I try to sleep outside but I'm freezing in my down jacket. I lie down on the tiles, between the cyclists packed together; the comfort is nonexistent, and I sleep very badly. The alarm goes off at 4 a.m. I open the bathroom door and come face to face with Simon, his face covered in blood, being treated by a nurse. I'm once again stunned by the scene. We rode together for a long time during the first few days, and Simon doesn't seem to be doing well. He fell on the descent of Ventoux. A week later, I still haven't realized that he will ultimately finish the race a few hours after me with incredible courage.
On the last day, I'm still battling my heel pain, which is becoming increasingly invasive. The terrain is difficult, with a slight uphill slope for 200 km. The Verdon Gorges in the heatwave are exhausting, and the cars overtaking without keeping a safe distance are driving me crazy, especially after everything that's happened in the last few days. I tell myself that this is my last ultra road race. We'll see.
The last two or three passes are long because you're already thinking about the finish line, yet you still have to pedal. The last false flats before the descent to Grasse and then Mandelieu seem endless. I happen to meet up with my colleague Alexis, who's putting in a thunderous performance for his first 500km.
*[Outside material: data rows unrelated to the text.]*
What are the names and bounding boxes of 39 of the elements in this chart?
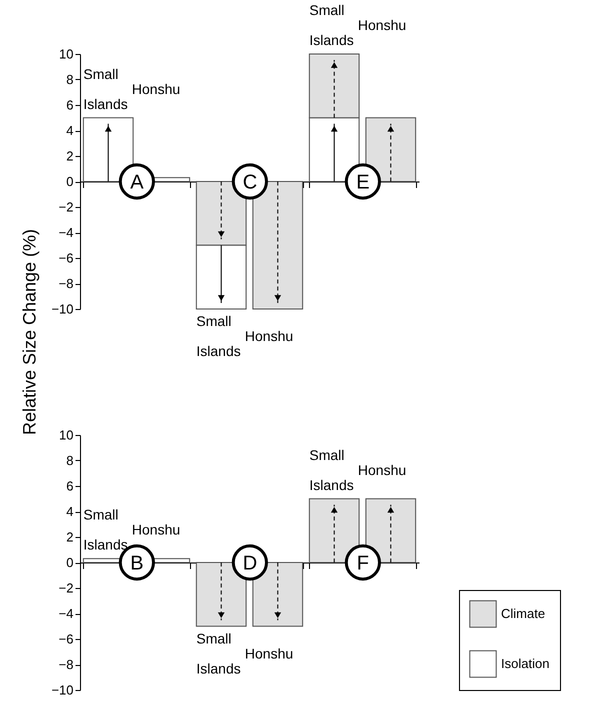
y-tick-label: 4 [66,504,74,519]
category-label: Honshu [358,462,406,478]
y-tick-label: 2 [66,530,74,544]
y-tick-label: 0 [66,555,74,570]
y-tick-label: 8 [66,453,74,468]
annotation: C [242,172,258,194]
y-tick-label: 10 [59,428,74,442]
y-tick-label: 4 [66,123,74,138]
y-tick-label: 8 [66,72,74,87]
y-tick-label: −8 [58,276,74,291]
y-axis-title: Relative Size Change (%) [19,228,40,436]
y-tick-label: −8 [58,657,74,672]
category-label: Honshu [244,645,294,662]
y-tick-label: −4 [58,606,74,621]
y-tick-label: −10 [51,302,74,316]
annotation: B [130,552,144,574]
category-label: Small Islands [196,313,241,359]
y-tick-label: 6 [66,98,74,112]
annotation: D [242,552,258,574]
annotation: E [356,172,370,194]
y-tick-label: −2 [58,200,74,214]
y-tick-label: −6 [58,632,74,646]
y-tick-label: 2 [66,148,74,164]
y-tick-label: −10 [51,682,74,698]
category-label: Small Islands [309,2,354,48]
y-tick-label: 0 [66,174,74,189]
annotation: A [130,172,144,194]
legend-label: Isolation [501,656,550,671]
category-label: Honshu [358,17,406,33]
y-tick-label: −6 [58,250,74,266]
y-tick-label: 10 [59,46,74,62]
annotation: F [356,552,370,574]
category-label: Small Islands [196,630,241,676]
y-tick-label: −2 [58,580,74,596]
category-label: Small Islands [309,446,354,493]
y-tick-label: 6 [66,478,74,494]
category-label: Honshu [244,328,294,344]
y-tick-label: −4 [58,225,74,240]
legend-label: Climate [501,606,546,621]
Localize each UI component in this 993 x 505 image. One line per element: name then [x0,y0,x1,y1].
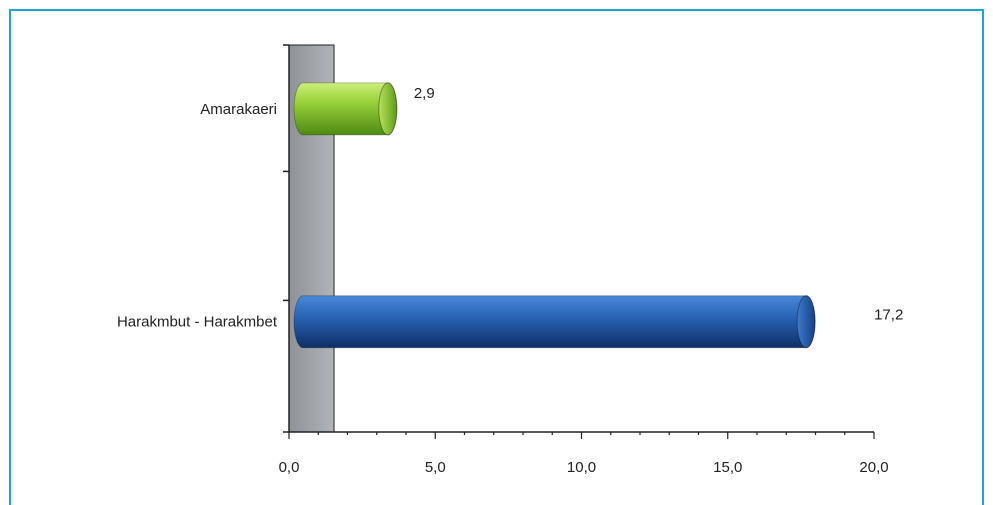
y-axis-ticks [283,44,289,433]
x-tick-label: 5,0 [425,459,446,476]
bar [293,295,816,349]
chart-frame [9,9,984,505]
bar-end-cap [378,82,398,136]
bar-body [293,295,816,349]
bars [293,82,816,349]
value-label: 17,2 [874,307,903,324]
category-label: Amarakaeri [200,101,277,118]
value-label: 2,9 [414,85,435,102]
x-tick-label: 0,0 [279,459,300,476]
bar [293,82,398,136]
x-axis-ticks: 0,0 5,0 10,0 15,0 20,0 [279,432,889,476]
x-tick-label: 10,0 [567,459,596,476]
labels: Amarakaeri 2,9 Harakmbut - Harakmbet 17,2 [117,85,903,331]
category-label: Harakmbut - Harakmbet [117,314,278,331]
x-tick-label: 20,0 [859,459,888,476]
x-tick-label: 15,0 [713,459,742,476]
bar-end-cap [796,295,816,349]
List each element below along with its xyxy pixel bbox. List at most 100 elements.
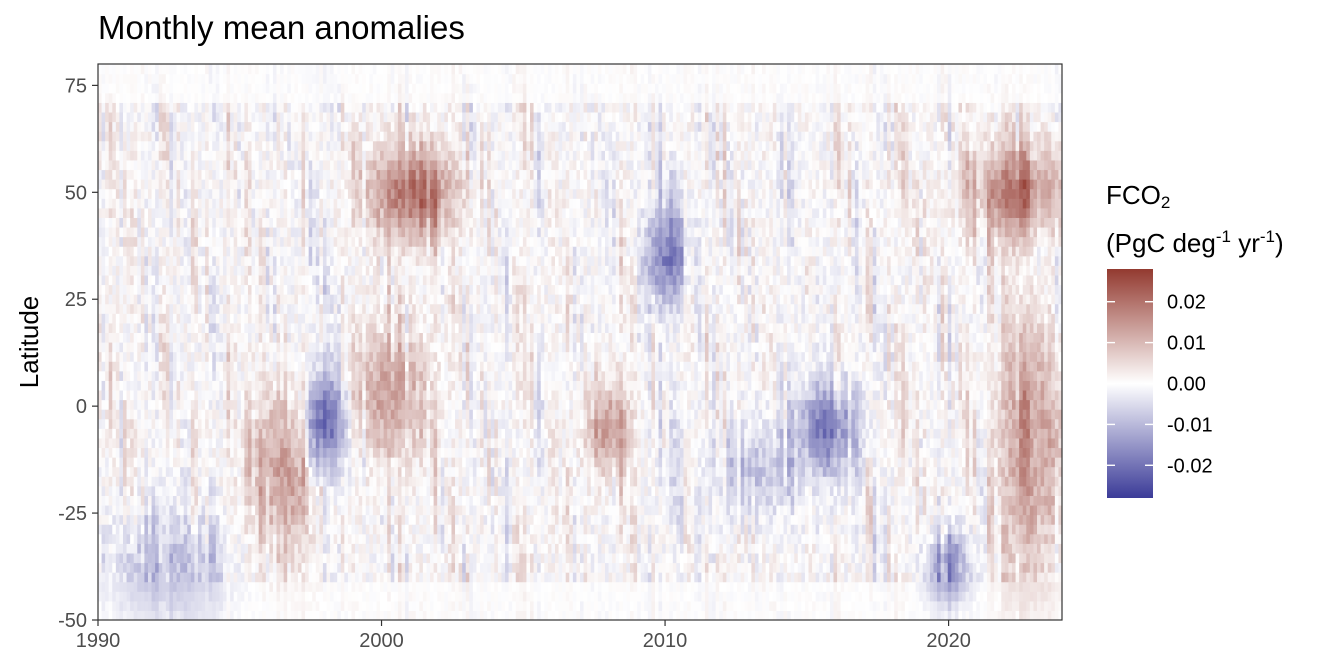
heatmap-cell — [208, 457, 213, 468]
heatmap-cell — [190, 437, 195, 449]
heatmap-cell — [369, 255, 374, 266]
heatmap-cell — [362, 361, 367, 372]
heatmap-cell — [355, 591, 360, 602]
heatmap-cell — [376, 188, 381, 199]
heatmap-cell — [108, 399, 113, 410]
heatmap-cell — [344, 552, 349, 564]
heatmap-cell — [340, 217, 345, 228]
heatmap-cell — [322, 466, 328, 477]
heatmap-cell — [222, 313, 228, 324]
heatmap-cell — [340, 255, 345, 266]
heatmap-cell — [158, 380, 163, 391]
heatmap-cell — [230, 188, 235, 199]
heatmap-cell — [176, 504, 181, 516]
heatmap-cell — [151, 274, 156, 286]
heatmap-cell — [98, 246, 103, 257]
heatmap-cell — [205, 140, 210, 151]
heatmap-cell — [337, 533, 342, 544]
heatmap-cell — [344, 169, 349, 180]
heatmap-cell — [183, 342, 188, 353]
heatmap-cell — [212, 83, 217, 94]
heatmap-cell — [287, 437, 292, 449]
heatmap-cell — [208, 543, 213, 554]
heatmap-cell — [197, 418, 203, 429]
heatmap-cell — [376, 226, 381, 238]
heatmap-cell — [315, 140, 320, 151]
heatmap-cell — [397, 294, 403, 305]
heatmap-cell — [137, 543, 142, 554]
heatmap-cell — [112, 466, 117, 477]
heatmap-cell — [315, 543, 320, 554]
heatmap-cell — [219, 466, 224, 477]
heatmap-cell — [183, 217, 188, 228]
heatmap-cell — [244, 226, 249, 238]
heatmap-cell — [390, 274, 395, 286]
heatmap-cell — [237, 524, 242, 535]
heatmap-cell — [208, 64, 213, 75]
heatmap-cell — [390, 543, 395, 554]
heatmap-cell — [244, 294, 249, 305]
heatmap-cell — [276, 102, 281, 113]
heatmap-cell — [272, 159, 278, 171]
heatmap-cell — [372, 600, 378, 612]
heatmap-cell — [215, 188, 220, 199]
heatmap-cell — [362, 572, 367, 583]
heatmap-cell — [269, 198, 274, 209]
heatmap-cell — [322, 111, 328, 123]
heatmap-cell — [255, 294, 260, 305]
heatmap-cell — [219, 188, 224, 199]
heatmap-cell — [401, 255, 406, 266]
heatmap-cell — [215, 476, 220, 487]
heatmap-cell — [333, 457, 338, 468]
heatmap-cell — [183, 543, 188, 554]
heatmap-cell — [294, 591, 299, 602]
heatmap-cell — [355, 610, 360, 620]
heatmap-cell — [240, 342, 245, 353]
heatmap-cell — [330, 303, 335, 314]
heatmap-cell — [158, 179, 163, 190]
heatmap-cell — [155, 313, 160, 324]
heatmap-cell — [330, 236, 335, 247]
heatmap-cell — [162, 332, 167, 343]
heatmap-cell — [101, 351, 106, 362]
heatmap-cell — [272, 198, 278, 209]
heatmap-cell — [98, 562, 103, 573]
heatmap-cell — [305, 495, 310, 506]
heatmap-cell — [222, 188, 228, 199]
heatmap-cell — [383, 198, 388, 209]
heatmap-cell — [322, 92, 328, 103]
heatmap-cell — [244, 284, 249, 295]
heatmap-cell — [344, 150, 349, 161]
heatmap-cell — [265, 447, 270, 458]
heatmap-cell — [319, 447, 324, 458]
heatmap-cell — [105, 207, 110, 218]
heatmap-cell — [247, 169, 253, 180]
heatmap-cell — [340, 284, 345, 295]
heatmap-cell — [322, 351, 328, 362]
heatmap-cell — [108, 533, 113, 544]
heatmap-cell — [233, 610, 238, 620]
heatmap-cell — [201, 303, 206, 314]
heatmap-cell — [180, 284, 185, 295]
heatmap-cell — [215, 92, 220, 103]
heatmap-cell — [244, 351, 249, 362]
heatmap-cell — [376, 466, 381, 477]
heatmap-cell — [140, 485, 146, 496]
heatmap-cell — [265, 207, 270, 218]
heatmap-cell — [380, 552, 385, 564]
heatmap-cell — [137, 476, 142, 487]
heatmap-cell — [158, 246, 163, 257]
heatmap-cell — [401, 159, 406, 171]
heatmap-cell — [280, 274, 285, 286]
heatmap-cell — [326, 409, 331, 420]
heatmap-cell — [119, 322, 124, 334]
heatmap-cell — [305, 552, 310, 564]
heatmap-cell — [265, 361, 270, 372]
heatmap-cell — [312, 64, 317, 75]
heatmap-cell — [272, 226, 278, 238]
heatmap-cell — [365, 552, 370, 564]
heatmap-cell — [401, 226, 406, 238]
heatmap-cell — [276, 111, 281, 123]
heatmap-cell — [190, 418, 195, 429]
heatmap-cell — [283, 246, 288, 257]
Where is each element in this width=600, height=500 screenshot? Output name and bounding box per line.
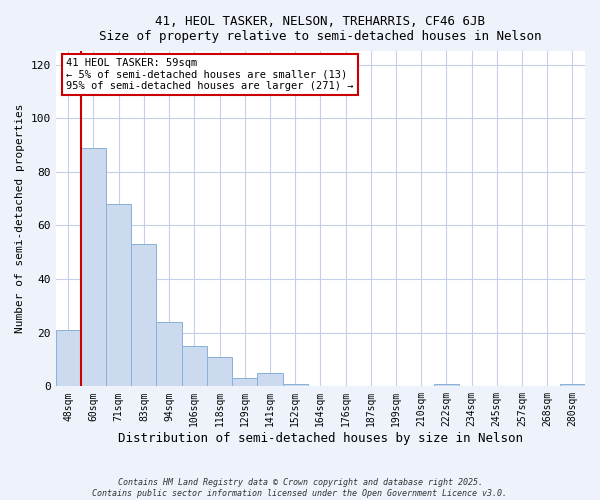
Bar [81,148,106,386]
Bar [283,384,308,386]
Bar [434,384,459,386]
Bar [56,330,81,386]
Text: Contains HM Land Registry data © Crown copyright and database right 2025.
Contai: Contains HM Land Registry data © Crown c… [92,478,508,498]
Bar [207,357,232,386]
Text: 41 HEOL TASKER: 59sqm
← 5% of semi-detached houses are smaller (13)
95% of semi-: 41 HEOL TASKER: 59sqm ← 5% of semi-detac… [66,58,354,91]
Y-axis label: Number of semi-detached properties: Number of semi-detached properties [15,104,25,334]
X-axis label: Distribution of semi-detached houses by size in Nelson: Distribution of semi-detached houses by … [118,432,523,445]
Bar [182,346,207,387]
Title: 41, HEOL TASKER, NELSON, TREHARRIS, CF46 6JB
Size of property relative to semi-d: 41, HEOL TASKER, NELSON, TREHARRIS, CF46… [99,15,542,43]
Bar [157,322,182,386]
Bar [131,244,157,386]
Bar [106,204,131,386]
Bar [560,384,585,386]
Bar [257,373,283,386]
Bar [232,378,257,386]
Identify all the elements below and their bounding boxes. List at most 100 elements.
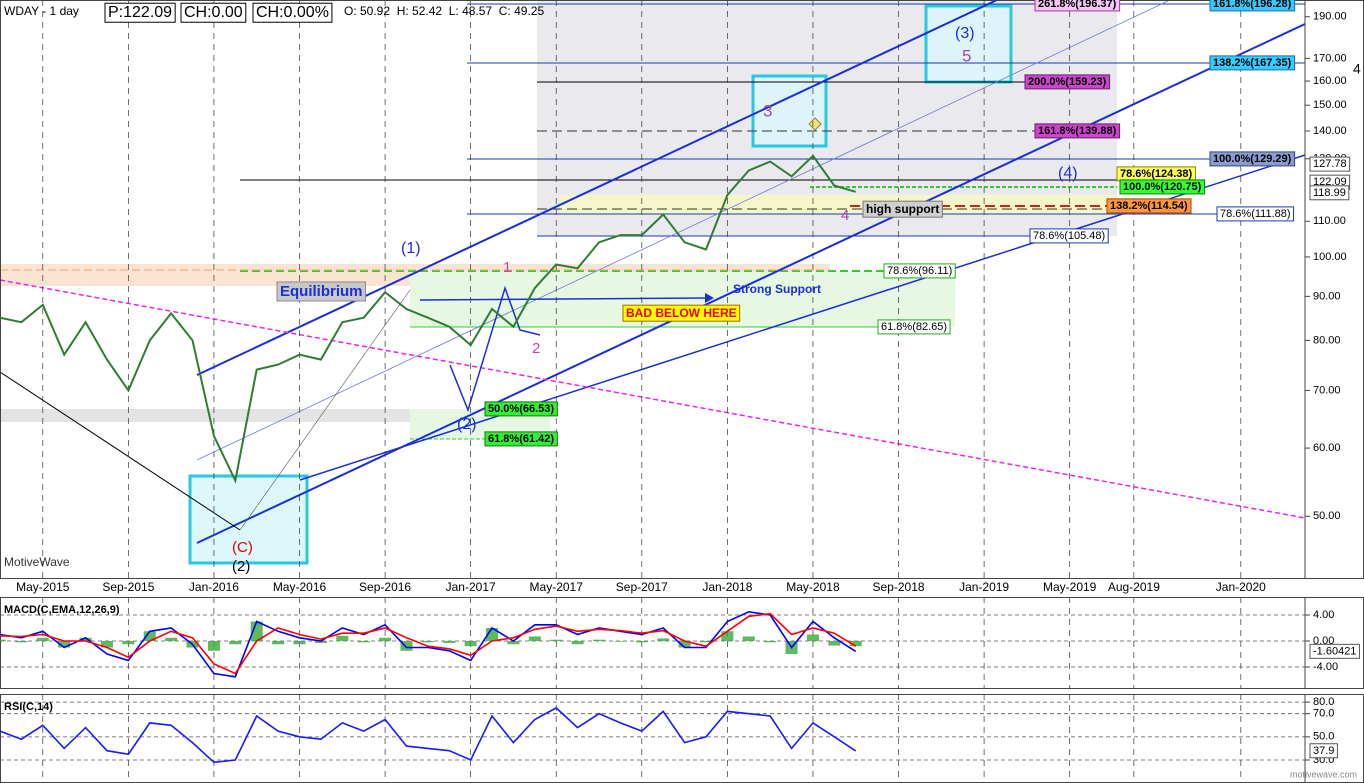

We ride the last few kilometers together.
I finally finished a little after 10pm on Saturday, after about 7 days and 3 hours of racing.

As I put the bike down, a multitude of emotions jumbled through my head. I was, of course, happy to have made it to the end of this race, so the solid jaw had closed on more than one competitor. Crossing the finish line meant having managed to avoid so many pitfalls that it was an achievement in itself.
I'm also proud of the time I put in. Almost 15 hours less than last year, even though I was less physically strong, my short experience was my main ally. I put in 3 hours too much to do less than 7 days as I had hoped before leaving, but honestly, I don't know if I could have made up for it.
This edition was marred by the death of a competitor and too many falls and injuries. I then needed to distance myself from pure performance. When I asked myself what could justify putting myself in danger to compete, I couldn't find the answers. Just like the magnificent landscapes I crossed in such a state of fatigue that I didn't appreciate a single square centimeter. Just like Mont Saint Michel, the Château de Chambord, or Lake Roselend, which I crossed without stopping so as not to waste time.
Participating in an ultra-distance race means crisscrossing a vast landscape at incredible speed. It's feeling the terrain change with every turn of the wheel, waking up in the Loire and falling asleep at the foot of the Alps the next day. But it's also just getting used to your new surroundings before you have to say goodbye without really having enjoyed them. Participating in an ultra-distance race means accepting that.
It's saying to myself, the next time I take my bike, I won't race but I will take my time.
I thank Team Ultra for the support and Van Rysel for the bike which I had a lot of fun riding!"